I had only taken her out of her cage two times before. She pecked me good the last time and locked her feet on the grid cloth so hard that I couldn’t budge her. I finally grabbed her by her body and pinned her neck under my arm. I put her in her carrying cage/nest box while I cleaned the hutch. After I released her, she and I agreed that I wouldn’t try to pick her up any more.
This time I opened the hutch door and stepped back. Chickens can fly short distances, but she had been in the hutch since I brought her home from the festa. I found a plank about six feet long in my father’s wood pile, dragged it over to the hutch and made a ramp out of it. She didn’t waste any time coming down it to the field. She followed me around the yard then got distracted and started pecking at the ground. I didn’t see any bugs but was happy to see her working so hard.
That night I went out to her hutch and there she was asleep in the nest box. I locked the door so cats wouldn’t get in. At the library I found plans for a chicken coup that included a doorway. The chapter cautioned that some chickens would hide their eggs in high grass and must be trained to lay in the nest box. Henrietta was happy to produce an egg a day conveniently in the nest box without fail. So, I decided to trust her and left the door open for her to come and go as she wished. She still liked her grain, so, I filled her bowl regularly.
My mom told me a few months later that Henrietta would follow the kids down the block on their way to and from the local junior high a few blocks away. I had lost my dog, Petey, several years back to a truck when he ran across Winton Avenue. It was the only time he ever came to me when I called him—obedience wasn’t his strong point. I didn’t want Henrietta to end up the same way. But, my mother told me that she doesn’t go beyond the corner.
As I walked around the block, the neighbors asked me how Henrietta was doing. More people knew her than knew me, but she still laid eggs just for me. Not to mention that Vovi made all of her sweet bread exclusively with Henrietta’s eggs.
Early one Saturday morning, I woke up to a horrible scuffling under the house. I heard Henrietta scream. I jumped out of bed and ran to the back of the house. My father was already up and out the door. He saw the nasty dog from the corner neighbor scampering back to its yard leaving a trail of feathers. “Go get dressed,” he told me. I found Henrietta under the house. She was on her side and still. The dog had broken her neck.
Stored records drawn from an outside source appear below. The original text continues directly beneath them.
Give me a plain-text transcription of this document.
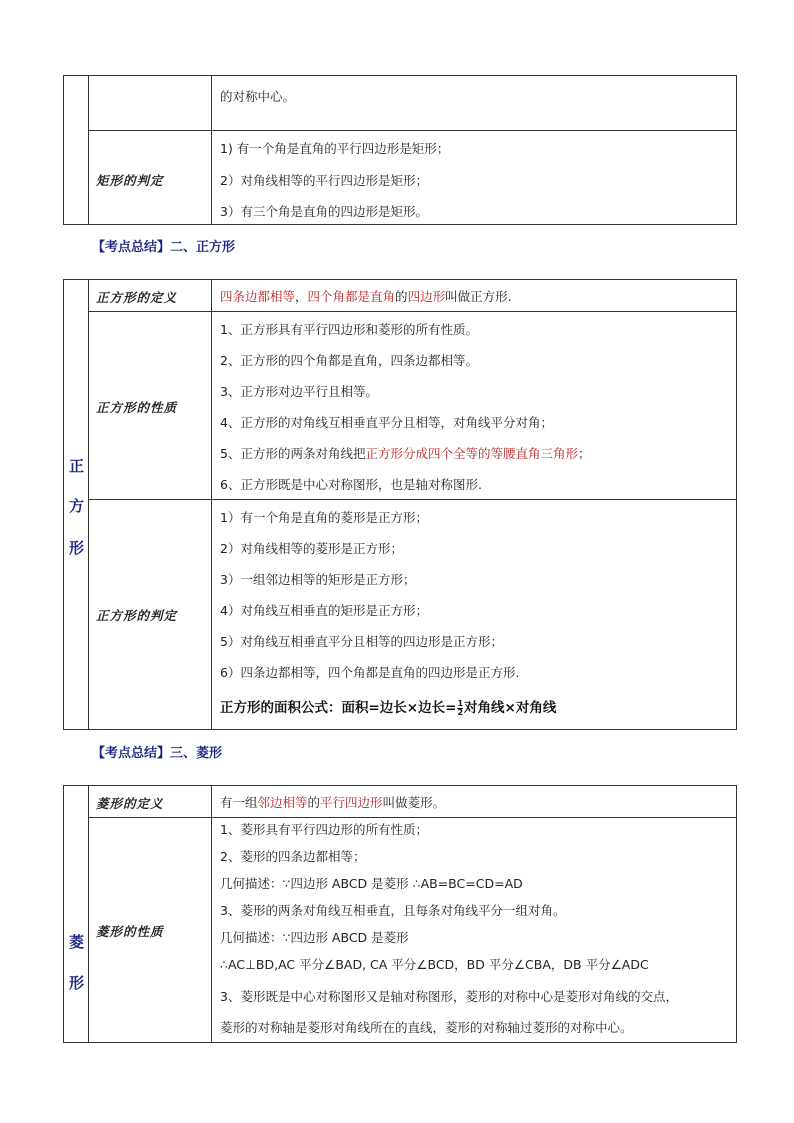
的对称中心。
矩形的判定
1) 有一个角是直角的平行四边形是矩形；
2）对角线相等的平行四边形是矩形；
3）有三个角是直角的四边形是矩形。
【考点总结】二、正方形
正
方
形
正方形的定义	四条边都相等，四个角都是直角的四边形叫做正方形.
正方形的性质
1、正方形具有平行四边形和菱形的所有性质。
2、正方形的四个角都是直角，四条边都相等。
3、正方形对边平行且相等。
4、正方形的对角线互相垂直平分且相等，对角线平分对角；
5、正方形的两条对角线把正方形分成四个全等的等腰直角三角形；
6、正方形既是中心对称图形，也是轴对称图形.
正方形的判定
1）有一个角是直角的菱形是正方形；
2）对角线相等的菱形是正方形；
3）一组邻边相等的矩形是正方形；
4）对角线互相垂直的矩形是正方形；
5）对角线互相垂直平分且相等的四边形是正方形；
6）四条边都相等，四个角都是直角的四边形是正方形.
正方形的面积公式：面积=边长×边长= $\frac{1}{2}$ 对角线×对角线
【考点总结】三、菱形
菱
形
菱形的定义	有一组邻边相等的平行四边形叫做菱形。
菱形的性质
1、菱形具有平行四边形的所有性质；
2、菱形的四条边都相等；
几何描述：∵四边形 ABCD 是菱形 ∴AB=BC=CD=AD
3、菱形的两条对角线互相垂直，且每条对角线平分一组对角。
几何描述：∵四边形 ABCD 是菱形
∴AC⊥BD,AC 平分∠BAD, CA 平分∠BCD，BD 平分∠CBA，DB 平分∠ADC
3、菱形既是中心对称图形又是轴对称图形，菱形的对称中心是菱形对角线的交点，
菱形的对称轴是菱形对角线所在的直线，菱形的对称轴过菱形的对称中心。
I wanted to teach that dog to cross Winton Avenue and maybe run in front of trucks. But, why? It was just being a dog. Henrietta had just been being a chicken.
The neighborhood mourned Henrietta for several weeks. School kids asked my mother where the big red chicken was that used to follow them. Vovi’s sweet bread was never as good again. Henrietta had lived with us for two years and three months. She was a great chicken. I took the shovel, dug a hole in the field and marked her grave with a stake. At this rate, the field was starting to look like a sub-division development filled with surveyor’s stakes. There was my rabbit’s, Henrietta’s and about a dozen salamander and lizard stakes. Of all of them, I missed Henrietta the most.